While there is indeed conceptual appeal in computing the residuals using the observed or corrected counts, there is another advantage to employing variance stabilization transformations (such as log) to our counts data. We know that the counts distributions of genes (especially the highly variable ones) exhibit significant skew. A monotonic non-linear transformation of the counts helps reduce the skew significantly which again leads to an improvement in dimensionality reduction using PCA. I realize that I haven't highlighted or emphasized this aspect very much in my manuscript, although I do mention that often for genes with small counts the individual residuals as calculated for the raw/observed counts with SCTransform or analytic Pearson residuals methods are abnormally large requiring heuristic approaches such as clipping to smaller values in order to tackle this problem.

I think the suggestion you've made about using just the stable genes to arrive at estimates for technical variance is extremely appealing. I will try to see if it'll be possible to come up with a practical implementation. A potential hiccup I see right now is that while the stable genes are determined for the "expression range" within each bin, the actual range of mean expression levels can vary a bit within the bin, in particular for bins that contain genes with high mean expressions. But, it is indeed a nice idea.
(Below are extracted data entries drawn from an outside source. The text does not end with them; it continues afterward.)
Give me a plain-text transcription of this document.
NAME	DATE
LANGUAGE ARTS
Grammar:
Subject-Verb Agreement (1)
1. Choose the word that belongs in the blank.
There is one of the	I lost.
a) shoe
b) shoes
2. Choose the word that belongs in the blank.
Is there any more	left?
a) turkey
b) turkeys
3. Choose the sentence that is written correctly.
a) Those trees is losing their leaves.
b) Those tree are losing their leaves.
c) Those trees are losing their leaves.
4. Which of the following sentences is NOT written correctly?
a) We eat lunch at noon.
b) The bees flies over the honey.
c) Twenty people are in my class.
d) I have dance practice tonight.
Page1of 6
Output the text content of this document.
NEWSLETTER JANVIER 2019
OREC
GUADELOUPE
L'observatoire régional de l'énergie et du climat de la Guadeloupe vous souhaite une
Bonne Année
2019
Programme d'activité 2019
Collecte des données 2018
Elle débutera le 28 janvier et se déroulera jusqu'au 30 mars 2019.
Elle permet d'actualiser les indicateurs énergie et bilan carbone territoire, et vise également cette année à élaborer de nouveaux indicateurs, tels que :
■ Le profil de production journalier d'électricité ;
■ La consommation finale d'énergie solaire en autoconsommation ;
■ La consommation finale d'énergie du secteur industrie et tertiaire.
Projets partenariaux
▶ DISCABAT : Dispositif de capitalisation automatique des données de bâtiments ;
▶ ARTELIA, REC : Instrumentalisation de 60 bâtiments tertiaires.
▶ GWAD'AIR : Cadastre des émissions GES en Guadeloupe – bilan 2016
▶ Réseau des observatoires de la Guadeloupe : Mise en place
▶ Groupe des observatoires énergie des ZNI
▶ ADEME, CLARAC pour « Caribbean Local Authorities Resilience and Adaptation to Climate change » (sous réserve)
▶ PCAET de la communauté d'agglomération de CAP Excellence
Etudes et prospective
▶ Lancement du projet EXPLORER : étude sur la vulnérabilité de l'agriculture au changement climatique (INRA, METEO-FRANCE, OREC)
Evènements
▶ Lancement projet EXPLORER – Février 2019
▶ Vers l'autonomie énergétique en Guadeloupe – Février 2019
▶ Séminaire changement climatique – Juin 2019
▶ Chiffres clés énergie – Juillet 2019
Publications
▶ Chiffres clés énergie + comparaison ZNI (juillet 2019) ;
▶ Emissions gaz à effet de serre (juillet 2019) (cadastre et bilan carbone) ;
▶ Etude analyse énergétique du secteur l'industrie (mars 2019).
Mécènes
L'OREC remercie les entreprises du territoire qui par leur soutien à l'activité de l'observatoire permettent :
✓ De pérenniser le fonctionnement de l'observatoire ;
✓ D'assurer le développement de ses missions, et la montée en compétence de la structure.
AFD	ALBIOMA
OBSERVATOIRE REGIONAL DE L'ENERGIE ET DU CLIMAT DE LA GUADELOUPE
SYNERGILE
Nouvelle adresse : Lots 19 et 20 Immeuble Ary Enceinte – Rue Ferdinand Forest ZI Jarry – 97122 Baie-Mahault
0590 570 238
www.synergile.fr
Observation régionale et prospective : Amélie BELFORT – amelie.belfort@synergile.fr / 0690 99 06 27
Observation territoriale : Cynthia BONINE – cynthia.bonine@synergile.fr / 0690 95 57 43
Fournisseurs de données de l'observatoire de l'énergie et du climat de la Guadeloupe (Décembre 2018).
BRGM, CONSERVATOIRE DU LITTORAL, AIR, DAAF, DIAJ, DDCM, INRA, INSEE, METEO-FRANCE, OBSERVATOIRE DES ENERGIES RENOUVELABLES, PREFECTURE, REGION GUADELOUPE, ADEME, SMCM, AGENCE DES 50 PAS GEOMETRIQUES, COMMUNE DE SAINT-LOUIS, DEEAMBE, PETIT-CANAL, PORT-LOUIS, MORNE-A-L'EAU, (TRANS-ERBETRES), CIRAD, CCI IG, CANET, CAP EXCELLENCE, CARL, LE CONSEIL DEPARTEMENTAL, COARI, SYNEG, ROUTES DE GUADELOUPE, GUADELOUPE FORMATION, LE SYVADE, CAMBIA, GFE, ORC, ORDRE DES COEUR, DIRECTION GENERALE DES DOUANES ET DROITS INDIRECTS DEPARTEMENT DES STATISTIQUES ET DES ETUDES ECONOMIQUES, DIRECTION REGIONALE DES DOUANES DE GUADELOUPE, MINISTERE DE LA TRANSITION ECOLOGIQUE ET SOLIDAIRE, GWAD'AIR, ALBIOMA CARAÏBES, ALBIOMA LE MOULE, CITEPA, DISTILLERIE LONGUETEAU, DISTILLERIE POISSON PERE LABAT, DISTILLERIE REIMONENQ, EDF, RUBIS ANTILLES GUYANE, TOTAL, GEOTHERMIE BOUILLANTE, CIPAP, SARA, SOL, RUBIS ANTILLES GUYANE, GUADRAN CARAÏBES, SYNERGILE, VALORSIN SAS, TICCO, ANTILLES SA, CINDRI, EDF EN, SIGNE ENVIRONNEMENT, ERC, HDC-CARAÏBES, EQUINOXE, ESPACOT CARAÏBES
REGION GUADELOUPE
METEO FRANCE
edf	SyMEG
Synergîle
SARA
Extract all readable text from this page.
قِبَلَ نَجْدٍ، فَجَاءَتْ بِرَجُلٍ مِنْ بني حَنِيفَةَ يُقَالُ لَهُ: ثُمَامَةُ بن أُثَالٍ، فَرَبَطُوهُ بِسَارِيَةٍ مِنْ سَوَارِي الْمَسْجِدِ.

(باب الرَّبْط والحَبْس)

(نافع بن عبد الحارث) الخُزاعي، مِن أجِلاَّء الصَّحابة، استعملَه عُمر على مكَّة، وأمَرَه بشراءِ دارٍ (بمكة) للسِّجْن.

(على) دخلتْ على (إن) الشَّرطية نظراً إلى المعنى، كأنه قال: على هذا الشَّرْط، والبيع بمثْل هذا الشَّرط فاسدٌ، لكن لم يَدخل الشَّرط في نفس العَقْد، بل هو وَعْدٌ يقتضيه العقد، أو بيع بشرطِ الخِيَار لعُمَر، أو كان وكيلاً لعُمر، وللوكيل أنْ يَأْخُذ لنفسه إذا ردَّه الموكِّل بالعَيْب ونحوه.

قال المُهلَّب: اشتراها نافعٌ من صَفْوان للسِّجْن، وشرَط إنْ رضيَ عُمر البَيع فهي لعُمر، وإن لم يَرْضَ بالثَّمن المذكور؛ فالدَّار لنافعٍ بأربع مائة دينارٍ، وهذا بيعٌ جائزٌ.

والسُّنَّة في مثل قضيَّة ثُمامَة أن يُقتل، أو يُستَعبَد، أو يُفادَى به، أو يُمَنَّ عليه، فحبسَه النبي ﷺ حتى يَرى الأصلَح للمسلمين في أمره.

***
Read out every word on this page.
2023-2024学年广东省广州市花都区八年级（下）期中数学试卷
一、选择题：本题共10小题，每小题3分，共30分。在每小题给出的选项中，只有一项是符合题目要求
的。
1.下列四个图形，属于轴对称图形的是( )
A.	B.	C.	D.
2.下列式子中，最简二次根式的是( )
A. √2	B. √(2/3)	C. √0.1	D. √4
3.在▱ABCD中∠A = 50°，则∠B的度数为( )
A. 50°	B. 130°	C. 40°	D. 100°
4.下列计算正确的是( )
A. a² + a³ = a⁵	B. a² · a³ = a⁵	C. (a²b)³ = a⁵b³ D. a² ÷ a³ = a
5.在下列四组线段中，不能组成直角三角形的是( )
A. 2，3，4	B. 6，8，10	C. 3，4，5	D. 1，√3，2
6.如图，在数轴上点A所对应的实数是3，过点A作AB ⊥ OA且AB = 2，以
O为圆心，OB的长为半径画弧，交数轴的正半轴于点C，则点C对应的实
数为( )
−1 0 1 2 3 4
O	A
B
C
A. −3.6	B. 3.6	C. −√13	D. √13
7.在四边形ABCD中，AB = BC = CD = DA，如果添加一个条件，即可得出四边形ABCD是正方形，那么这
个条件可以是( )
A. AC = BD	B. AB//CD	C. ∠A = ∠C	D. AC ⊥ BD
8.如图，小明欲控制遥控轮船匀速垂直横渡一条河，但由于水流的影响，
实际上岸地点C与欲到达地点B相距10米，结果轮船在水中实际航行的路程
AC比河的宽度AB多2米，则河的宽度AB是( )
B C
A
I will mention here that currently in Piccolo the premise on which the estimates of means and variances for each gene in each cell are arrived at is very simple. Basically, I use the corrected counts (after scaling the observed counts with the cell-specific size factors) to estimate the mean expression level for each gene. We consider this to be an estimate of the underlying mean expression level of the gene that we would have measured had there not been any technical biases. Similarly, we estimate the variance of the corrected counts (around the corrected mean, $\tilde\mu_g$) and consider this to be an estimate of the variance of the counts of the given gene had there not been any technical biases. Thereafter, we arrive at estimates for the expected mean and expected variance of the given gene in each cell in the presence of technical biases. The estimates of expected means and variances for each cell are calculated based on the assumption that if we had a pool of identical copies of this cell influenced almost identically by the technical bias, then the mean would need to be scaled appropriately (by the size-factor for the given cell) and similarly with the estimates for the variances. Thus, the estimates of mean and variance for each gene in each cell are the means and variances we would expect assuming the technical biases are sufficiently captured by the cell-specific size factors.

I hope I have been able to address your questions and concerns to some extent. Happy to discuss further. Again, very grateful for this fantastic feedback and discussion. Please feel free to drop me an email (as2197 at scarletmail dot rutgers dot edu) for any queries, I'm generally more prompt in my responses there.